Even Pakistani Interior Minister Aftab Khan Sherpao had to acknowledge that the radicals are now “the lifeline of our rescue and relief work.”
In fact, radical Islamic groups have vigorously opposed U.S. and international aid because they know this will weaken their propaganda efforts. In a speech last week, Jamaat’s leader, Qazi Hussain Ahmed, said, “The Americans are [providing relief in Pakistan] to damage the solidarity of the country, and will work for materializing their ulterior motives.”
The United States and the world community must now do nothing less than spearhead a response similar to that following the tsunami, not only for self-evident and overwhelming humanitarian needs but also for long-term national security.

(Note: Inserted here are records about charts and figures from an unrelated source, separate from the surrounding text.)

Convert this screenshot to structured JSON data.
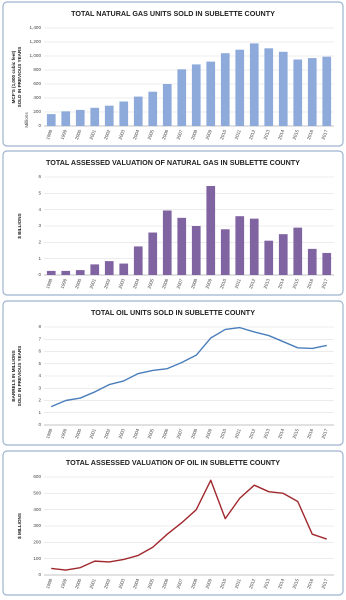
{
  "chart_data": [
    {
      "type": "bar",
      "title": "TOTAL NATURAL GAS UNITS SOLD IN SUBLETTE COUNTY",
      "ylabel": [
        "MCF'S (1,000 cubic feet)",
        "SOLD IN PREVIOUS YEARS"
      ],
      "yunit": "Millions",
      "categories": [
        "1998",
        "1999",
        "2000",
        "2001",
        "2002",
        "2003",
        "2004",
        "2005",
        "2006",
        "2007",
        "2008",
        "2009",
        "2010",
        "2011",
        "2012",
        "2013",
        "2014",
        "2015",
        "2016",
        "2017"
      ],
      "values": [
        170,
        210,
        230,
        260,
        290,
        350,
        420,
        490,
        600,
        810,
        880,
        920,
        1040,
        1090,
        1180,
        1110,
        1060,
        950,
        970,
        990
      ],
      "color": "#8eaadb",
      "ylim": [
        0,
        1400
      ],
      "yticks": [
        0,
        200,
        400,
        600,
        800,
        {
          "value": 1000,
          "label": "1,000"
        },
        {
          "value": 1200,
          "label": "1,200"
        },
        {
          "value": 1400,
          "label": "1,400"
        }
      ],
      "grid": true
    },
    {
      "type": "bar",
      "title": "TOTAL ASSESSED VALUATION OF NATURAL GAS IN SUBLETTE COUNTY",
      "ylabel": [
        "$ BILLIONS"
      ],
      "categories": [
        "1998",
        "1999",
        "2000",
        "2001",
        "2002",
        "2003",
        "2004",
        "2005",
        "2006",
        "2007",
        "2008",
        "2009",
        "2010",
        "2011",
        "2012",
        "2013",
        "2014",
        "2015",
        "2016",
        "2017"
      ],
      "values": [
        0.25,
        0.25,
        0.3,
        0.65,
        0.85,
        0.7,
        1.75,
        2.6,
        3.95,
        3.5,
        3.0,
        5.45,
        2.8,
        3.6,
        3.45,
        2.1,
        2.5,
        2.9,
        1.6,
        1.35
      ],
      "color": "#8064a2",
      "ylim": [
        0,
        6
      ],
      "yticks": [
        0,
        1,
        2,
        3,
        4,
        5,
        6
      ],
      "grid": true
    },
    {
      "type": "line",
      "title": "TOTAL OIL UNITS SOLD IN SUBLETTE COUNTY",
      "ylabel": [
        "BARRELS IN MILLIONS",
        "SOLD IN PREVIOUS YEARS"
      ],
      "categories": [
        "1998",
        "1999",
        "2000",
        "2001",
        "2002",
        "2003",
        "2004",
        "2005",
        "2006",
        "2007",
        "2008",
        "2009",
        "2010",
        "2011",
        "2012",
        "2013",
        "2014",
        "2015",
        "2016",
        "2017"
      ],
      "values": [
        1.5,
        2.0,
        2.2,
        2.7,
        3.3,
        3.6,
        4.2,
        4.45,
        4.6,
        5.1,
        5.7,
        7.1,
        7.8,
        7.95,
        7.6,
        7.3,
        6.8,
        6.3,
        6.25,
        6.5
      ],
      "color": "#4a7ebb",
      "ylim": [
        0,
        8
      ],
      "yticks": [
        0,
        1,
        2,
        3,
        4,
        5,
        6,
        7,
        8
      ],
      "grid": true
    },
    {
      "type": "line",
      "title": "TOTAL ASSESSED VALUATION OF OIL IN SUBLETTE COUNTY",
      "ylabel": [
        "$ MILLIONS"
      ],
      "categories": [
        "1998",
        "1999",
        "2000",
        "2001",
        "2002",
        "2003",
        "2004",
        "2005",
        "2006",
        "2007",
        "2008",
        "2009",
        "2010",
        "2011",
        "2012",
        "2013",
        "2014",
        "2015",
        "2016",
        "2017"
      ],
      "values": [
        40,
        30,
        45,
        85,
        80,
        95,
        120,
        170,
        250,
        320,
        400,
        580,
        345,
        470,
        550,
        510,
        500,
        450,
        250,
        220
      ],
      "color": "#a0282d",
      "ylim": [
        0,
        600
      ],
      "yticks": [
        0,
        100,
        200,
        300,
        400,
        500,
        600
      ],
      "grid": true
    }
  ]
}
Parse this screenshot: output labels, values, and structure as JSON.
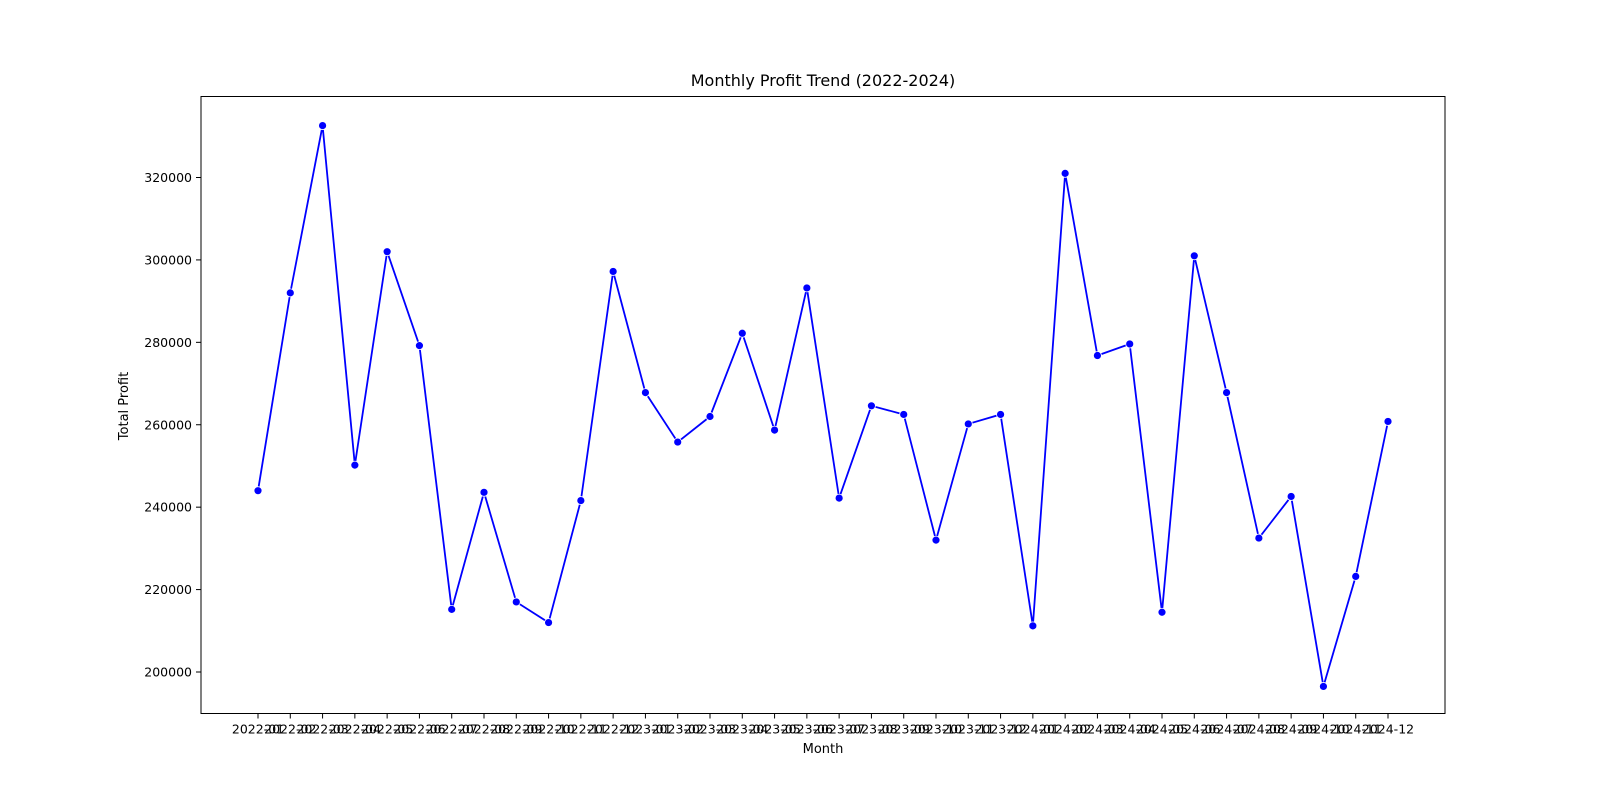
{
  "chart_data": {
    "type": "line",
    "title": "Monthly Profit Trend (2022-2024)",
    "xlabel": "Month",
    "ylabel": "Total Profit",
    "ylim": [
      190000,
      340000
    ],
    "yticks": [
      200000,
      220000,
      240000,
      260000,
      280000,
      300000,
      320000
    ],
    "grid": false,
    "color": "#0000ff",
    "x": [
      "2022-01",
      "2022-02",
      "2022-03",
      "2022-04",
      "2022-05",
      "2022-06",
      "2022-07",
      "2022-08",
      "2022-09",
      "2022-10",
      "2022-11",
      "2022-12",
      "2023-01",
      "2023-02",
      "2023-03",
      "2023-04",
      "2023-05",
      "2023-06",
      "2023-07",
      "2023-08",
      "2023-09",
      "2023-10",
      "2023-11",
      "2023-12",
      "2024-01",
      "2024-02",
      "2024-03",
      "2024-04",
      "2024-05",
      "2024-06",
      "2024-07",
      "2024-08",
      "2024-09",
      "2024-10",
      "2024-11",
      "2024-12"
    ],
    "series": [
      {
        "values": [
          244000,
          292000,
          332600,
          250200,
          302000,
          279200,
          215200,
          243600,
          217000,
          212000,
          241600,
          297200,
          267800,
          255800,
          262000,
          282200,
          258700,
          293200,
          242200,
          264600,
          262500,
          232000,
          260200,
          262500,
          211200,
          321000,
          276800,
          279600,
          214500,
          301000,
          267800,
          232500,
          242600,
          196500,
          223200,
          260800
        ]
      }
    ]
  }
}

I know that it would have been difficult to muster the relief effort after Katrina, but that’s what leadership is about. If the administration really wants to fight the scourge of Islamic terrorism, they need to come up with something other than torture, imprisonment and incoherent military occupations to do it. Coming to the rescue in this terrible disaster — or at least visibly mustering an international response — would have gone a long way toward helping our allies regain some faith in our good intentions and persuade the people most vulnerable to al Qaeda’s arguments that we are not the great Satan. We didn’t do it.
But maybe Karen Hughes can go over later this year and share her secret for eliminating ring around the collar, so that’s good.